How Tina Turner’s Humble Tenn. Beginnings Helped Steer Her to Stardom

OPINION: This article may contain commentary which reflects the author's opinion.

Tina Turner may have been made for superstardom, but Anna Mae Bullock’s origins were slightly less glamorous.

Turner, who died on May 24 at age 83 following a long illness, was born Anna Mae to Zelma and Floyd Bullock in in rural Tennessee in 1939.

Her parents were farmers, and young Anna Mae and her older sister Alline would help by working in the cotton fields.

Though Turner found happiness singing in the choir at Spring Hill Baptist Church in Nutbush, things are home were difficult; Floyd was abusive to his wife, and Turner and her mother’s relationship was distant.

“My mother didn’t love me; it was as simple as that,” the singer told Scotland’s Daily Record in 1999. “Even when I was a little girl, I knew she didn’t love me.”

People Tina Turner Cover
Tina Turner.

When Turner was 11, Zelma left the family and moved to St.
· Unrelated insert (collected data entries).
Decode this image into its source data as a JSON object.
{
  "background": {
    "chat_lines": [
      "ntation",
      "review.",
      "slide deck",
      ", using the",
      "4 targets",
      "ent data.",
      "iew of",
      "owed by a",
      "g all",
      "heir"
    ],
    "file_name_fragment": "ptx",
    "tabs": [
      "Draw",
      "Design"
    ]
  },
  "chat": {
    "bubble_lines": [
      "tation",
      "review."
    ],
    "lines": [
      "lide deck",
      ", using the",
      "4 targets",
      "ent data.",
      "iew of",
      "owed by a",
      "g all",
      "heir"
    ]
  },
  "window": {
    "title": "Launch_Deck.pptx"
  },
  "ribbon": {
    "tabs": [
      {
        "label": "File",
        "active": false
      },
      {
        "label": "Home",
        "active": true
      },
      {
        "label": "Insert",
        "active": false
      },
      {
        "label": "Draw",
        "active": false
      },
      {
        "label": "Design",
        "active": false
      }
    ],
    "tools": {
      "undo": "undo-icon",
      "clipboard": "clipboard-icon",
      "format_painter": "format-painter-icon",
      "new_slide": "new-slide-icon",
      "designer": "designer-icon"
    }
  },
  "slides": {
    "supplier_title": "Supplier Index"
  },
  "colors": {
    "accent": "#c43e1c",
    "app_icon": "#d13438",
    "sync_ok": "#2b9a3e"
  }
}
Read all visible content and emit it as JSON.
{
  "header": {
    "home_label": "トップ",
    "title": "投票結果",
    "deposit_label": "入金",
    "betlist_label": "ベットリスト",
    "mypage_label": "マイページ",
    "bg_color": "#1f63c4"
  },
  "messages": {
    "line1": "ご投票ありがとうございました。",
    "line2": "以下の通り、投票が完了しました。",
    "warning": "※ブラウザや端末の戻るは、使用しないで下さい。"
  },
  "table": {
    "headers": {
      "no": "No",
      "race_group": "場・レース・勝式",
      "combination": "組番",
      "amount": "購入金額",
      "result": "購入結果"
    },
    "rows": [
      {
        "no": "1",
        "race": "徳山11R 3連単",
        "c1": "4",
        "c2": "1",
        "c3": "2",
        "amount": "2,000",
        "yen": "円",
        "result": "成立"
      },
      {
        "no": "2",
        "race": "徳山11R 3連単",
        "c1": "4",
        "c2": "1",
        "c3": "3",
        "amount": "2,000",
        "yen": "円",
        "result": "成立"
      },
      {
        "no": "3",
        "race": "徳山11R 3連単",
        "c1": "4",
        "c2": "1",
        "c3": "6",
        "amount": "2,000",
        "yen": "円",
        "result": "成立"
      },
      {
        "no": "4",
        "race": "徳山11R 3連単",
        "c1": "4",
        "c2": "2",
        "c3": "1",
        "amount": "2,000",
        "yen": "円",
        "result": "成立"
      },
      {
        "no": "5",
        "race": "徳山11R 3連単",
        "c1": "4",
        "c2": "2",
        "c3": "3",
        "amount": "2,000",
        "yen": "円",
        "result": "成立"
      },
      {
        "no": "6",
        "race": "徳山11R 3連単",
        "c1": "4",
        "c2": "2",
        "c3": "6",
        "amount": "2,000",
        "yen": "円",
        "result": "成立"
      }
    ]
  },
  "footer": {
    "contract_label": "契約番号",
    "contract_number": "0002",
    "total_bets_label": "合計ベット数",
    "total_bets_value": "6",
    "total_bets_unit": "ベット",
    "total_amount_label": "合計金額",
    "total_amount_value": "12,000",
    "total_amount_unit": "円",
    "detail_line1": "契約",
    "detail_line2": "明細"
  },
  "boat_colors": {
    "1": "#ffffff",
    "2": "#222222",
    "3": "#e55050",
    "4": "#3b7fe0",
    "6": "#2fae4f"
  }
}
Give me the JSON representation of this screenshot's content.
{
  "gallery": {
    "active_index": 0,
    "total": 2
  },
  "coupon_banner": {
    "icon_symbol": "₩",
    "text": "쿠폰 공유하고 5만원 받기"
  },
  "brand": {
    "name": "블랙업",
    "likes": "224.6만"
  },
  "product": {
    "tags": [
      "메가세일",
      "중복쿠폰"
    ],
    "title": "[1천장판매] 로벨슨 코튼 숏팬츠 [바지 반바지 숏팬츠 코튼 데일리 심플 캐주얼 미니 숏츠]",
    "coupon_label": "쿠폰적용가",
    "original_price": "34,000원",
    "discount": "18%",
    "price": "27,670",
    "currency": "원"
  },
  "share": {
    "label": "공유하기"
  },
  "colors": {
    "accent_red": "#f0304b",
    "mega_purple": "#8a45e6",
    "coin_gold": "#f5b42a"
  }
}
Louis, cutting off contact with both her husband and her daughters. After Floyd remarried and moved to Detroit, Turner and Alline were left in the care of relatives — and eventually reunited with Zelma in St. Louis after the death of their grandmother in 1955.

For the “Proud Mary” singer, St. Louis wound up being a serendipitous twist of fate, as it was at the city’s Club Manhattan that she first met future husband and collaborator Ike Turner at 17.

“I couldn’t help thinking, ‘God, he’s ugly,'” she wrote in her 2018 memoir My Love Story. “[But] he really had something when he came out onstage and lit it up. People just went crazy. Like me. That’s who I responded to that first night, a great guitarist playing the most exciting music, music that made me want to burst into song and dance.”

Though she initially was just a spectator, she was plucked one night from the crowd to sing onstage. Turner wowed with B.B. King’s “You Know I Love You,” and before long, Ike had hired her to be a featured singer with his Kings of Rhythm band.

And the rest, as they say, is history.